Nach Kriegsende machte die Millionärin wieder von sich reden, als sie ihre enge Freundin Salomea Maag vor der Polizei verbarg. Salomea Maag wurde damals polizeilich gesucht, weil sie nach dem 20. Juli 1944 den ehemaligen hessischen Innenminister Wilhelm Leuschner der Gestapo an den Galgen geliefert hatte.

Hedwig Schwarzer-Erxlebens Name machte 1947 ein letztes Mal die Runde durch Berlins Zeitungen, als bei einem Einbruch in ihre Wohnung Schmuck und Brillanten im Schwarzmarktwert von zehn Millionen Reichsmark abhandengekommen sein sollten. Der Einbruch wurde nie aufgeklärt, die “mutmaßlichen Täter” erhielten neun Monate Gefängnis, und der einzige Wertgegenstand aus der angeblich gestohlenen Kassette, der wieder auftauchte – eine Uhr -, verschwand später spurlos aus dem Asservatenraum der Polizei.

Wir gehen nun an der Pestalozzistraße entlang und treffen uns an der Hausnummer 14.

249. Kiezspaziergang - Synagoge Pestalozzistraße 14-15

Pestalozzistr. 14/15: Synagoge

Die beiden Häuser Pestalozzistraße 14 und 15 wurden vor dem Bau der Synagoge von der Jüdischen Gemeinde erworben und für ihre Bedürfnisse umgebaut. Erbaut wurde die Synagoge 1911/1912 als Privatsynagoge für orthodoxe Juden nach Plänen des Architekten Ernst Dorn im Hofgelände innerhalb der geschlossenen Bebauung als rotes Backsteinbauwerk in neoromanischem Stil. Ihre Stifterin war Betty Sophie Jacobsohn (1870–1942). Doch schon 1915 wurde das Gotteshaus zu einer offiziellen Synagoge der Jüdischen Gemeinde.
Trotz Brandlegung in der Pogromnacht am 9. November 1938 wurde diese Synagoge nur wenig zerstört: Wegen der Gefahr des Übergreifens der Flammen auf die benachbarten Häuser löschte die Feuerwehr hier ausnahmsweise den Brand.
1942 wurde das Gebäude zwangsenteignet. Nach dem Krieg wurde es der Jüdischen Gemeinde zurückgegeben. 1947 wurde die Synagoge nach erfolgter Renovierung wieder eingeweiht. Hier war Estrongo Nachama bis zu seinem Tod Anfang 2000 Oberkantor. Er war weit über die Grenzen Berlins hinaus bekannt und populär als großartiger Sänger und Oberkantor. Unter vielen anderen Ehrungen hat er auch die Charlottenburg-Wilmersdorfer Bürgermedaille erhalten.
Die Synagoge Pestalozzistraße ist weltweit die einzige Synagoge, deren Ritus noch vollständig aus Kompositionen des bedeutenden Synagogalkomponisten Louis Lewandowski besteht, der den Ritus des deutschen Judentums seit Mitte des 19. Jahrhunderts entscheidend prägte. Der liberale Gottesdienst mit Orgel und gemischtem Chor war ursprünglich für die Synagoge Oranienburger Straße komponiert worden. Nach der Zerstörung dieser Synagoge wurde die Tradition der liberalen deutschen Juden nach 1945 in der Synagoge Pestalozzistraße fortgesetzt.

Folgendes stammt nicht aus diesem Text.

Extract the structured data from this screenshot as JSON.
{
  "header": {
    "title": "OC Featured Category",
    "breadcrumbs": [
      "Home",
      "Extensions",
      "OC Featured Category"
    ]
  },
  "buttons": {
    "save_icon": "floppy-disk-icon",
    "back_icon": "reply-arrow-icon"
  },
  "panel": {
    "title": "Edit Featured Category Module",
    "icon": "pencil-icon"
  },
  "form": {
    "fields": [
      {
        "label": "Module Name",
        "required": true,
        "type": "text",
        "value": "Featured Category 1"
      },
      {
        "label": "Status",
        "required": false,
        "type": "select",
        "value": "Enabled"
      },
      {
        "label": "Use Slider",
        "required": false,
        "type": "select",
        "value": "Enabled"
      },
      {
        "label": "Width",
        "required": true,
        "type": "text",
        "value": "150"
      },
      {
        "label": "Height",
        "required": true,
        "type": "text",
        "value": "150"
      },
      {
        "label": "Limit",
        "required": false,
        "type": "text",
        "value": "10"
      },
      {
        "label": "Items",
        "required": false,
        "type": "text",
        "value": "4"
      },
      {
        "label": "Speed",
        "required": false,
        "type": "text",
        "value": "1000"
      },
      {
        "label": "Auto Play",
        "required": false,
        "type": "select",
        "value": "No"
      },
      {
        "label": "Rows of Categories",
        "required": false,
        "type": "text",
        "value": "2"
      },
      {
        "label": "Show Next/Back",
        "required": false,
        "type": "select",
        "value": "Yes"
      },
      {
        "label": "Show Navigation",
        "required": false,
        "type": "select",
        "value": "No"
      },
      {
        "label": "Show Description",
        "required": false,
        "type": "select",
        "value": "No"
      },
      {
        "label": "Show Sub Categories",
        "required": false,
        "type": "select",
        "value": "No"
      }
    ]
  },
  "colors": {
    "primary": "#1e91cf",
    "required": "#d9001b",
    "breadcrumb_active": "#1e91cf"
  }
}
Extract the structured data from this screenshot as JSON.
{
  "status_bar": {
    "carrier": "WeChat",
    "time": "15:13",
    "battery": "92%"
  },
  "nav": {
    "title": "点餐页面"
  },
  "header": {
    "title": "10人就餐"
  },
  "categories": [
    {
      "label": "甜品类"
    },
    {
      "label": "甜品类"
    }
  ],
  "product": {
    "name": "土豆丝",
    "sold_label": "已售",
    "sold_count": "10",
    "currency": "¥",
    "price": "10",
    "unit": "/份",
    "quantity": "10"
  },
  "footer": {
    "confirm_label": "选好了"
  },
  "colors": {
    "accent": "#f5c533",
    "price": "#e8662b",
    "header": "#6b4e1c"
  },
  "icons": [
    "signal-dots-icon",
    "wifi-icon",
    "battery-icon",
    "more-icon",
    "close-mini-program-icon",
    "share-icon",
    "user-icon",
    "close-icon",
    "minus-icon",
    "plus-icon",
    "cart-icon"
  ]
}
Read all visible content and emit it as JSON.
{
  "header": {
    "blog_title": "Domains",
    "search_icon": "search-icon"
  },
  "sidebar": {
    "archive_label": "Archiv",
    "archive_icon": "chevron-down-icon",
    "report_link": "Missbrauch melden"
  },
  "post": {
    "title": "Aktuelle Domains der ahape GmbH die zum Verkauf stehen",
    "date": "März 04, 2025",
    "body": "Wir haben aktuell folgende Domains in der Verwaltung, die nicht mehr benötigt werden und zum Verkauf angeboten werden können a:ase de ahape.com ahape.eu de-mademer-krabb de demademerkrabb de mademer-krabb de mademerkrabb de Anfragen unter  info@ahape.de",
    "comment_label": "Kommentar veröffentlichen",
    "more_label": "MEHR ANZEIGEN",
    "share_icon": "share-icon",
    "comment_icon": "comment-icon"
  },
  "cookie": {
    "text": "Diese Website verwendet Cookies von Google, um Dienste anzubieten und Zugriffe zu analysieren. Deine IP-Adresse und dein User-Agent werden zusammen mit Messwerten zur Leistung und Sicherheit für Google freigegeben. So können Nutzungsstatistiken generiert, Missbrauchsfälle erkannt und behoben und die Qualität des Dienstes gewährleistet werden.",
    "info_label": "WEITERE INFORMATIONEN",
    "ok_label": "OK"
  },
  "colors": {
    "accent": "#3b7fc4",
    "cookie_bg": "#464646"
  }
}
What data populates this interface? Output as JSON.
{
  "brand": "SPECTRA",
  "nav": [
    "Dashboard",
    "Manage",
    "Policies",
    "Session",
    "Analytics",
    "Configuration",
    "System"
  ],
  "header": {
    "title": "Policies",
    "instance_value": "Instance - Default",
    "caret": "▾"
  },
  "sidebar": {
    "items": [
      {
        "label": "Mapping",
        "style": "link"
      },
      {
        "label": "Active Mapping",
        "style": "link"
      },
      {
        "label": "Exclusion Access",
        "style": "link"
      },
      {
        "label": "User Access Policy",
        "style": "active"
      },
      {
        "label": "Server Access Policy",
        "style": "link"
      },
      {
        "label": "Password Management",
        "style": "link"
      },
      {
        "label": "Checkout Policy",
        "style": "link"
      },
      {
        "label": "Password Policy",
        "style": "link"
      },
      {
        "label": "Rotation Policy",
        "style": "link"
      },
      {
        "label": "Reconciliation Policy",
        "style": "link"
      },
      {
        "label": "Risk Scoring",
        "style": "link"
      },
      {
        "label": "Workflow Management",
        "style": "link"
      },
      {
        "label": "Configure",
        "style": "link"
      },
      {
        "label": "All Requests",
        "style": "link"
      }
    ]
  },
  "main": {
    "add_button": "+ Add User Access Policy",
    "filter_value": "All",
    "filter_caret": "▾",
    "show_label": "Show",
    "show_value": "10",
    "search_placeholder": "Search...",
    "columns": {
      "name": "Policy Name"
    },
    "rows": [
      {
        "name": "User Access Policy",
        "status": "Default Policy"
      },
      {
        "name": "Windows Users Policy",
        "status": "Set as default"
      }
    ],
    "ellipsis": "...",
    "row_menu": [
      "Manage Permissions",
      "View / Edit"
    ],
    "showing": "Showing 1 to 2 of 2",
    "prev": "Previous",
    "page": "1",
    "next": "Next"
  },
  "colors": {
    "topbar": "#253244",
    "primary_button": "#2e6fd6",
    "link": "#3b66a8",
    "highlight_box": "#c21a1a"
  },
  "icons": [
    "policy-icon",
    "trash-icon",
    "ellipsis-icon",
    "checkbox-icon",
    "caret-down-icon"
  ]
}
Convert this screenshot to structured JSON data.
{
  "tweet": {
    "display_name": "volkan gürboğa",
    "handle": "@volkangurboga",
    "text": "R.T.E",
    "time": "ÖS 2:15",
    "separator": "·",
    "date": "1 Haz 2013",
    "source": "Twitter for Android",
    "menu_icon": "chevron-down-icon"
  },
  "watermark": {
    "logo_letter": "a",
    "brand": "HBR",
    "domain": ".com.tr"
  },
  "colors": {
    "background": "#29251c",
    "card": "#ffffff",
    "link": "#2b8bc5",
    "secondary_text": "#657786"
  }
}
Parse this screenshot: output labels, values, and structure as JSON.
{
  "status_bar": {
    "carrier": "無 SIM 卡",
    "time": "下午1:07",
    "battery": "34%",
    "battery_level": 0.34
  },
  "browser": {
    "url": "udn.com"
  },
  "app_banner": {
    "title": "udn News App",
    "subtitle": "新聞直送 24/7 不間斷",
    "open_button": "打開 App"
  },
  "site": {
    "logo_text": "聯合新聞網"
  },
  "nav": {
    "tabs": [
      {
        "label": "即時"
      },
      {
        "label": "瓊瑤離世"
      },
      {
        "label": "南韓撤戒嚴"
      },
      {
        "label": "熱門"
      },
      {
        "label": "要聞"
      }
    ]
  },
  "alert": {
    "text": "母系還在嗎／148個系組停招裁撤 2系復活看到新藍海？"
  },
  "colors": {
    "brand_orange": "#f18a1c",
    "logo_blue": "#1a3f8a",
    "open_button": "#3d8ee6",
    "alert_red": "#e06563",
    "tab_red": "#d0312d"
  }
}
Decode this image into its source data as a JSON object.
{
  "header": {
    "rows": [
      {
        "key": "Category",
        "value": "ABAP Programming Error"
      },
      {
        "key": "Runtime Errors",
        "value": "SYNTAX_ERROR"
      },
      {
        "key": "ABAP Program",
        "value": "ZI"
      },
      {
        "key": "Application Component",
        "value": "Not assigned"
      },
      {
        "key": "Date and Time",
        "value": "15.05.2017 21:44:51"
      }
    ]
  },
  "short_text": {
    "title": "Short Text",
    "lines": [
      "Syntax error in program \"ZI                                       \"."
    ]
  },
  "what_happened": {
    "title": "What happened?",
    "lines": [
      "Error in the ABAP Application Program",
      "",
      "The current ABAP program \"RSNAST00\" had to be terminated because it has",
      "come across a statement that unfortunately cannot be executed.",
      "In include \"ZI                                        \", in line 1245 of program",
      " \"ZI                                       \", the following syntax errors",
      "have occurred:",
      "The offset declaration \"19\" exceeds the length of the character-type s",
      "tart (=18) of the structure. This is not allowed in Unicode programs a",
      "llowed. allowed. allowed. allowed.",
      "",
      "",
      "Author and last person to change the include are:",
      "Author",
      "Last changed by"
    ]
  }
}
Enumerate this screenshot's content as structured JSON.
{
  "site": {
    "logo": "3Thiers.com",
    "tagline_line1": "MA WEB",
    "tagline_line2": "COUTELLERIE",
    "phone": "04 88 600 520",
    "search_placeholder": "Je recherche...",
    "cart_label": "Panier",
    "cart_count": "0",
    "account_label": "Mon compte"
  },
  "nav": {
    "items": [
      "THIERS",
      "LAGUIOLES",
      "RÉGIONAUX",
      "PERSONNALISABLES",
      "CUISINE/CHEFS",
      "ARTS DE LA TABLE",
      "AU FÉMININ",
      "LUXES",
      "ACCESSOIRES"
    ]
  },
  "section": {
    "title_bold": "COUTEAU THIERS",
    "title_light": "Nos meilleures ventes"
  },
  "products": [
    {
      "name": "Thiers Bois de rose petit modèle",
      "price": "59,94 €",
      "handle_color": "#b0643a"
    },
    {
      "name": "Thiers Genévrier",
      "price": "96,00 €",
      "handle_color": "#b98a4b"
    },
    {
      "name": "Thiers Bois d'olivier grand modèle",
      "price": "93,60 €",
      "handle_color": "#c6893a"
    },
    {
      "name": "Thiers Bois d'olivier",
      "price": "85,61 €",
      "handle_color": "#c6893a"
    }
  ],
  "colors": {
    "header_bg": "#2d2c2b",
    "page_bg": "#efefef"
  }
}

249. Kiezspaziergang - Pestalozzistraße 10 - Stolperstein Henriette Mohr

Stolperstein vor dem Haus Pestalozzistraße 10 für Henriette Mohr

Ich möchte hier an dieser Stelle einmal betonen, was für ein Glück es ist, dass wir hier mit der Stolperstein-Initiative Charlottenburg-Wilmersdorf einen sehr aktiven Verein haben, der sich mit großem Arbeitsaufwand um die Erforschung der vielen Leben kümmert, die sich hinter den Stolpersteinen verbergen. Wer sich dafür interessiert: Gesammelt werden diese Biografien auf der Stolpersteinseite unseres Bezirksamts.

Ich möchte Ihnen auf diesem Spaziergang heute zwei dieser Biografien vorstellen. Der Stolperstein hier ist Henriette Mohr gewidmet. Wir erfahren aber auch viel über den Rest ihrer Familie, die sich zum Teil retten konnte.
Henriette Mohr wurde am 11. Dezember 1873 als Henriette Zellner in Ostrowo/Posen geboren. Sie heiratete den Kaufmann Adolf Mohr, mit dem sie zunächst in Ostrowo lebte. Dort wurde am 20. Januar 1899 ihre Tochter Margot geboren. Nicht nächste Spur Henriettes finden wir 1918 in Berlin. 1918/19 waren viele Deutsche aus der Provinz Posen nach Berlin gekommen, nachdem infolge des Aufstands der polnischen Bevölkerungsmehrheit Posen und auch Ostrowo zu Polen kamen. Laut Adressbuch wohnte Henriette 1918 schon in der Pestalozzistraße 10, die Wohnung lief auf ihren Namen. Das lässt darauf schließen, dass ihr Mann schon gestorben, vielleicht im 1. Weltkrieg gefallen war.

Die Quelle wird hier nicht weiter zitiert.